The boy leans over the edge, toward the anchor chain. Shall I pull it up?

“Go ahead,” says Louie, exasperated, “we’ll keep going for a while.”

They hear the familiar creaking, Noah’s breathing imitating Pata’s and Louie’s, Heave, he says, and Perrine helps him with the anchor, at that very moment out of the corner of his eye Louie sees something moving by her fishing pole. He shouts and points to it.

“Perrine, your line!”

He stands up suddenly when he sees the line go taut. His initial reflex, before the others have even realized, is to climb over the seat to grab the pole that is about to flip up and over; but then, once his hands have closed around the wood, he freezes. It’s not the weight of the creature on the other end of the hook that worries him, no, even if the line is stretched fit to snap. It’s something else, something weird.
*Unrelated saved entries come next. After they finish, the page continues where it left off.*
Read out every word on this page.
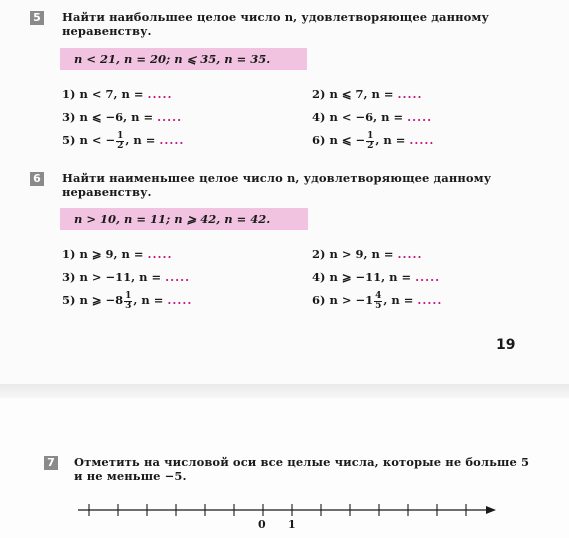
5 Найти наибольшее целое число n, удовлетворяющее данному
неравенству.
n < 21, n = 20; n ⩽ 35, n = 35.
1) n < 7, n = .....	2) n ⩽ 7, n = .....
3) n ⩽ −6, n = .....	4) n < −6, n = .....
5) n < − $\frac{1}{2}$ , n = .....	6) n ⩽ − $\frac{1}{2}$ , n = .....
6 Найти наименьшее целое число n, удовлетворяющее данному
неравенству.
n > 10, n = 11; n ⩾ 42, n = 42.
1) n ⩾ 9, n = .....	2) n > 9, n = .....
3) n > −11, n = .....	4) n ⩾ −11, n = .....
5) n ⩾ $-8 \frac{1}{3}$ , n = .....	6) $n > -1 \frac{4}{5}$ , n = .....
19
7 Отметить на числовой оси все целые числа, которые не больше 5
и не меньше −5.
0 1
He can’t explain what it could be.

But it’s pulling too hard and the pole has bent down to touch the water.

He cries out.

“That’s no fish on the hook!”

“What?” Noah says, alarmed.

Louie hands the pole to Perrine and hurries toward the oars.

“It’s shaking too much! It’s not a fish!”

“But what is it?”

The older boy doesn’t answer. He plunges the oars in the water to move the boat away quickly, he doesn’t know why, it’s just a danger he can sense around them, underneath them, he screams at Perrine:

“Let go of your pole! Let it go!”

The little girl, leaning over the water to try and hold her pole straight, stands up now, astonished. Really? At the same time, emerging from the sea with a gigantic thrust, with a burst of spray clear across the boat, comes an arm, fingers curved, an arm then an upper body, a head with its mouth open as if to roar, streaming, enormous, targeting Perrine for sure, until it falls back in the water a few inches from the terrified little girl.